Dr Hapeta adds that he's committed to developing the postgraduate 'puna' (talent pool) and strengthening their capabilities and building capacity through Te Koronga.

“Our aim is to realise the aspirations of Māori communities through research projects and teaching practices that are based upon a Kaupapa Māori approach – by, with, and for Māori, as well as working alongside non-Māori allies and accomplices.”

Associate Dean Māori for the Division of Sciences, Dr Tracy Perry (Ngāti Porou, Ngāti Uepohatu, Waikato, Ngāti Wairere) says the future is looking bright in Sciences and the Centre of Indigenous Science will set the stage for kaupapa Māori and mātauranga Māori to flourish in Aotearoa and globally.

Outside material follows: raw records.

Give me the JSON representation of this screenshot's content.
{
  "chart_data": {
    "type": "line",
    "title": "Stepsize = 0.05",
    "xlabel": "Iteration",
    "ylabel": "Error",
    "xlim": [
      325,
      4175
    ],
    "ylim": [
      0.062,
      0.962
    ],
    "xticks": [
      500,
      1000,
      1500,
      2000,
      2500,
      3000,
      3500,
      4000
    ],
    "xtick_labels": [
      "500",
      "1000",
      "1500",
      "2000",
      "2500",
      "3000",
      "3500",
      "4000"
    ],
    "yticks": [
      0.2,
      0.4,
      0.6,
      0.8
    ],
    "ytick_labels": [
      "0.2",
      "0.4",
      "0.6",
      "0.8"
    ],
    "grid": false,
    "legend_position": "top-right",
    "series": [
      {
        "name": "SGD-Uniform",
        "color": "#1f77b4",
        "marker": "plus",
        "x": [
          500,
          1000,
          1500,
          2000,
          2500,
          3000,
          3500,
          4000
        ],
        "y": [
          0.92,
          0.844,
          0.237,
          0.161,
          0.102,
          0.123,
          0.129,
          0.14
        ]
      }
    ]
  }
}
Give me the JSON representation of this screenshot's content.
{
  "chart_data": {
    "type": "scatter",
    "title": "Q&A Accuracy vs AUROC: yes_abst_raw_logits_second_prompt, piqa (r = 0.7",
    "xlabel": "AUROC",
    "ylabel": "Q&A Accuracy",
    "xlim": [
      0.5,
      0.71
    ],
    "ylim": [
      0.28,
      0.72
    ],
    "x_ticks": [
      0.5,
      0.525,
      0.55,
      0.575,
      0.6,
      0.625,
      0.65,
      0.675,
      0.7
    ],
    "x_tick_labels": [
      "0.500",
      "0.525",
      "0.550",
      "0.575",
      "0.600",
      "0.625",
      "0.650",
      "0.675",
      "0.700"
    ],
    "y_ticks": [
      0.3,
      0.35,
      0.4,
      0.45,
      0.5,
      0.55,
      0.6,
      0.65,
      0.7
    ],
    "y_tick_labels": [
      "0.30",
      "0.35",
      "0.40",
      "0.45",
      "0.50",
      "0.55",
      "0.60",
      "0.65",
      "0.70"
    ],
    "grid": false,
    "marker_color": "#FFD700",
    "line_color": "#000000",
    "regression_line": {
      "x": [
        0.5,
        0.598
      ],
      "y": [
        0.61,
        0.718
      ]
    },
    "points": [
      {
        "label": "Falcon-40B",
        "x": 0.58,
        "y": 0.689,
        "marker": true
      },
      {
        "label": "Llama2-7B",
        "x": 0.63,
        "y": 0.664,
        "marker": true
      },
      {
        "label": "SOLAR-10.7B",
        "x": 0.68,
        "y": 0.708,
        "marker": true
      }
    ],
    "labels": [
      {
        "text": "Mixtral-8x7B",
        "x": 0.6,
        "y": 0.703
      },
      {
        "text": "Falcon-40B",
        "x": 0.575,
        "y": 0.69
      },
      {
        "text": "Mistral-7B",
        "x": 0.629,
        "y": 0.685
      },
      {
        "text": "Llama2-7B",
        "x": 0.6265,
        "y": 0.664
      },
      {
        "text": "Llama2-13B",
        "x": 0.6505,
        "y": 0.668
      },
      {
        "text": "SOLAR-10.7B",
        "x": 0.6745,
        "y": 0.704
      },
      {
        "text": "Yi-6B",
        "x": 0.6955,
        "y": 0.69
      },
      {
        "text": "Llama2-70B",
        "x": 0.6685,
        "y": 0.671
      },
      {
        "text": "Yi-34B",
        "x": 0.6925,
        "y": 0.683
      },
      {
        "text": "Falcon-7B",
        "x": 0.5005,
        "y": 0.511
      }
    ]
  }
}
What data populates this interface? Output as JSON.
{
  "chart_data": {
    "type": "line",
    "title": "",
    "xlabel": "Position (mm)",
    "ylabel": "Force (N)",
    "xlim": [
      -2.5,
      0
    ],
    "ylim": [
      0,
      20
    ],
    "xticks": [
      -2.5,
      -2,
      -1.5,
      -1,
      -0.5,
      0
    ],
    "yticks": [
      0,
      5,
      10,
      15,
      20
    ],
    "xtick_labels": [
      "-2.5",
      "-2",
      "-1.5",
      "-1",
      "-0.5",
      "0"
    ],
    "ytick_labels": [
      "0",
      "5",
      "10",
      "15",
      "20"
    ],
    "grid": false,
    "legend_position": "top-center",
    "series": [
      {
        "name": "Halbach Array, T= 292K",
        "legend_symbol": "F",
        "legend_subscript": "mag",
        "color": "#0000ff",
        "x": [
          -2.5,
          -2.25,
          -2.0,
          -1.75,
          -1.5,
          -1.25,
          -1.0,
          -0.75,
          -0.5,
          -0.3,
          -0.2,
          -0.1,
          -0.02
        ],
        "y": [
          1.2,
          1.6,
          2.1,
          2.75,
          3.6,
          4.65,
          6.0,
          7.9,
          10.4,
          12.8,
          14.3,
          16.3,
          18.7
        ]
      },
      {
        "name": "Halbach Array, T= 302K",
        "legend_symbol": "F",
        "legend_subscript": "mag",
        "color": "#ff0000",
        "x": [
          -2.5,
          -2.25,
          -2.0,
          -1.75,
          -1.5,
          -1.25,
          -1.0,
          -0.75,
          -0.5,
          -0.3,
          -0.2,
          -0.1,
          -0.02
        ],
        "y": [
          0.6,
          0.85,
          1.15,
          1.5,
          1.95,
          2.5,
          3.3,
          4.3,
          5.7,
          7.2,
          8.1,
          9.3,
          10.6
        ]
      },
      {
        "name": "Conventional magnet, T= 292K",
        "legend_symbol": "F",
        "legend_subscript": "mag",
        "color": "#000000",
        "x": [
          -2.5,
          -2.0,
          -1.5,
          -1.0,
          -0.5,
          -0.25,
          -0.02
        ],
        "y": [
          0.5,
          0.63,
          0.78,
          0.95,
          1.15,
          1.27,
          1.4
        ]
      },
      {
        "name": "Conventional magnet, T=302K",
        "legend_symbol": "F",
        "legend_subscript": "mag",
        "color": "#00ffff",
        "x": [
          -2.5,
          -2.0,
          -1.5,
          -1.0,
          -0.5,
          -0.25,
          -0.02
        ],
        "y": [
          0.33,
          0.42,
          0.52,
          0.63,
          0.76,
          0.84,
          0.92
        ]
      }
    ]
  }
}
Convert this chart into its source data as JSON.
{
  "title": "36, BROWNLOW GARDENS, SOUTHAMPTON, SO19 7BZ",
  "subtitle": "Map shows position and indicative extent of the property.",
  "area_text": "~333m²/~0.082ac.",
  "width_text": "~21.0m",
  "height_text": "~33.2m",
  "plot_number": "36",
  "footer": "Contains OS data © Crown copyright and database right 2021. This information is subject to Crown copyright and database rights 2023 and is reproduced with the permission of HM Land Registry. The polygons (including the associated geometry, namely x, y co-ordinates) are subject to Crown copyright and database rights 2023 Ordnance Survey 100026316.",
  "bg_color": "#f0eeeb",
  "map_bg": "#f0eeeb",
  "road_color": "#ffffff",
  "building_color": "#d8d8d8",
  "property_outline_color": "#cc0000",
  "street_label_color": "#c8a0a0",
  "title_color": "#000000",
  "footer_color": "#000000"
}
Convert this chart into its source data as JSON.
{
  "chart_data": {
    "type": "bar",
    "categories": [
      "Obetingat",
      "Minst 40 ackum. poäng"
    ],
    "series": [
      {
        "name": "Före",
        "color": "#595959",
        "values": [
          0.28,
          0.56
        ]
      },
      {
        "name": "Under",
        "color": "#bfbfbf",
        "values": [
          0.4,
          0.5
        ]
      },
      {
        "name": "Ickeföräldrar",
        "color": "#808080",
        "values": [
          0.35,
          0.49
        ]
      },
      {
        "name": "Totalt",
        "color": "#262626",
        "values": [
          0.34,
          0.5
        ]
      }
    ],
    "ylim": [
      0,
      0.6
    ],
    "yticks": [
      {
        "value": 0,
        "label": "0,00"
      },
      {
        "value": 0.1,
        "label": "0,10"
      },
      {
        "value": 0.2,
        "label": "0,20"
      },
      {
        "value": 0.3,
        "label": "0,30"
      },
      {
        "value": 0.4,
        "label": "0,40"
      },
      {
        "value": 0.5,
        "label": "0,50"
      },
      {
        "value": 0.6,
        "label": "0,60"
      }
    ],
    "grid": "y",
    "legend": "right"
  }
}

“It will be innovative, progressive, strength based and future focused whilst also acknowledging what has come before,” Dr Perry says.

“The Te Koronga team leading out on this kaupapa have the mana and breadth of expertise to fulfil the success of this Centre. The benefits to students and staff will be immense and will enrich the whole ethos of not only the Division of Sciences but for all at the University of Otago.”